Third on the runway is the invisible investor. Much has been heard in the last year about the investor’s concern about the contract with private equity. Yet no investor policy has emerged banning business with firms that have admitted paying bribes. The fines paid by firms appear to have acted as price discovery for the “bribery risk” as investors have reacted with a yawn or by banning legitimate agents from their doors. Similar to prisoners who find religion once convicted, some of the violators are now self declared leaders in setting new ethical standards for the PE industry.

The GM rescue is reaching the next stage with its new IPO. Certainly having a viable domestic auto manufacturer in the U.S. is an appealing notion. It is equally appealing to look at what was required to arrive at this point and who lost in that exchange. First, the largest and perhaps most complex bankruptcy in U.S. history was declared. It led to thousands of layoffs. Normally, the bankruptcy laws would have required years to complete this case. However, since the government was now the “owner” the law was applied when the government needed it, while federal employees “strong-armed” creditors into taking their offer and did not let them pursue alternatives. The two large GM pension plans, the union plan and the salaried workers’ plan, entered the bankruptcy woefully underfunded. The government decided to fully fund the union plan and let the pensions of the salaried workers decline by over 50%. When it emerged from bankruptcy, a period when tax loss carry-forwards, of which GM had billions, are normally severely limited the government granted GM a special waiver allowing them to avoid $45.4 billion in income taxes on future profits (twenty years worth is estimated) splashing cold water on the idea that restoring a healthy GM meant restoring a tax paying GM. Ironically, any profitable Toyota dealer will pay more in annual tax than will GM when earning billions of pretax dollars each quarter.

We have previously mentioned the vast underfunding of municipal pension liabilities. Tenth grade world history classes study the slow realization by the eighteenth century French population of the massive debt incurred by its leaders and the subsequent revolution to which it contributed. A post-shadowing of this was seen in France’s recent decision to cut costs by raising its retirement age. Riots ensued. A similar decision in the UK to raise college tuition has led to small scale property destruction. San Francisco tried to pass a law to require its employees to contribute to their health insurance which led to demonstrations. Each of these are canaries in the retirement benefits coal mine. In addition to the pension shortfall, another trillion dollar shortfall in health benefit funding is anticipated. Recent decisions like Honeywell’s to report pension assets on a mark to market basis rather than on a five year “smoothing” basis should be applied to all domestic pensions to place a bright light on the gap with their liabilities. Equal attention should be paid to overly optimistic future rate of return assumptions. The bold ideas put forward by the Bowles-Simpson debt reduction committee deserve serious attention by a Congress that should be banned from a microphone until they have agreed upon a serious solution.

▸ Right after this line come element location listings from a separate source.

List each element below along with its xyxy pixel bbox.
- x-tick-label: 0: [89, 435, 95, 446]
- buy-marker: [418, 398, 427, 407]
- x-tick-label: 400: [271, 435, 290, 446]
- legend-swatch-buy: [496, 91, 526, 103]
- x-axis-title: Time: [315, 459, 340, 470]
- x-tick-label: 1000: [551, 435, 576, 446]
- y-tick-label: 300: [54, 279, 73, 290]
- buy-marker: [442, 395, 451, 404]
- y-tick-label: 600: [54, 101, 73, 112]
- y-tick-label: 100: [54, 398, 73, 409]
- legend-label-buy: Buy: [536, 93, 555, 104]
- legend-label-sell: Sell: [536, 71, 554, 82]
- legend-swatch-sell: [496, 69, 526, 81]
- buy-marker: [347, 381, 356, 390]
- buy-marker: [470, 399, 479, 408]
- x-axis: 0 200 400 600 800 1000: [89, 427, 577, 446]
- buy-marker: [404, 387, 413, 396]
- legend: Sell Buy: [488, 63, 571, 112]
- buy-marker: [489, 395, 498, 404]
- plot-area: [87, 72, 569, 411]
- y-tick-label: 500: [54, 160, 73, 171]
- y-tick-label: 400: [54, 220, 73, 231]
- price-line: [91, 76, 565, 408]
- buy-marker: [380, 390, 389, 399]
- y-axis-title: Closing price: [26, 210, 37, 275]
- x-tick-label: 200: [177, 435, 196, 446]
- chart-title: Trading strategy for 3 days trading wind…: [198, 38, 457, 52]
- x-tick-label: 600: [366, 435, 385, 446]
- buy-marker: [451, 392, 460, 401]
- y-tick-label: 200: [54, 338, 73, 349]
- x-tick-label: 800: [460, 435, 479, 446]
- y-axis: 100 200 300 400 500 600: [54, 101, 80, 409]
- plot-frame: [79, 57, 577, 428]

In contrast to all the dour news with respect to the PE and investment world the past quarter witnessed one of the great acts of human achievement, cooperation and spirit in the rescue of the Chilean miners. When the first miner, Florencio Avalos, emerged from his fantastic voyage to the surface millions of people, transfixed by their televisions, let out their breath and shed tears of joy for the stunning results it foretold. This miraculous result was achieved through the combination of government, private and individual efforts to create a clear plan to reach a clear goal. We hope our legislators can follow this example as they address the pension funding crisis.

I’m Rob Morris and I approved this blog.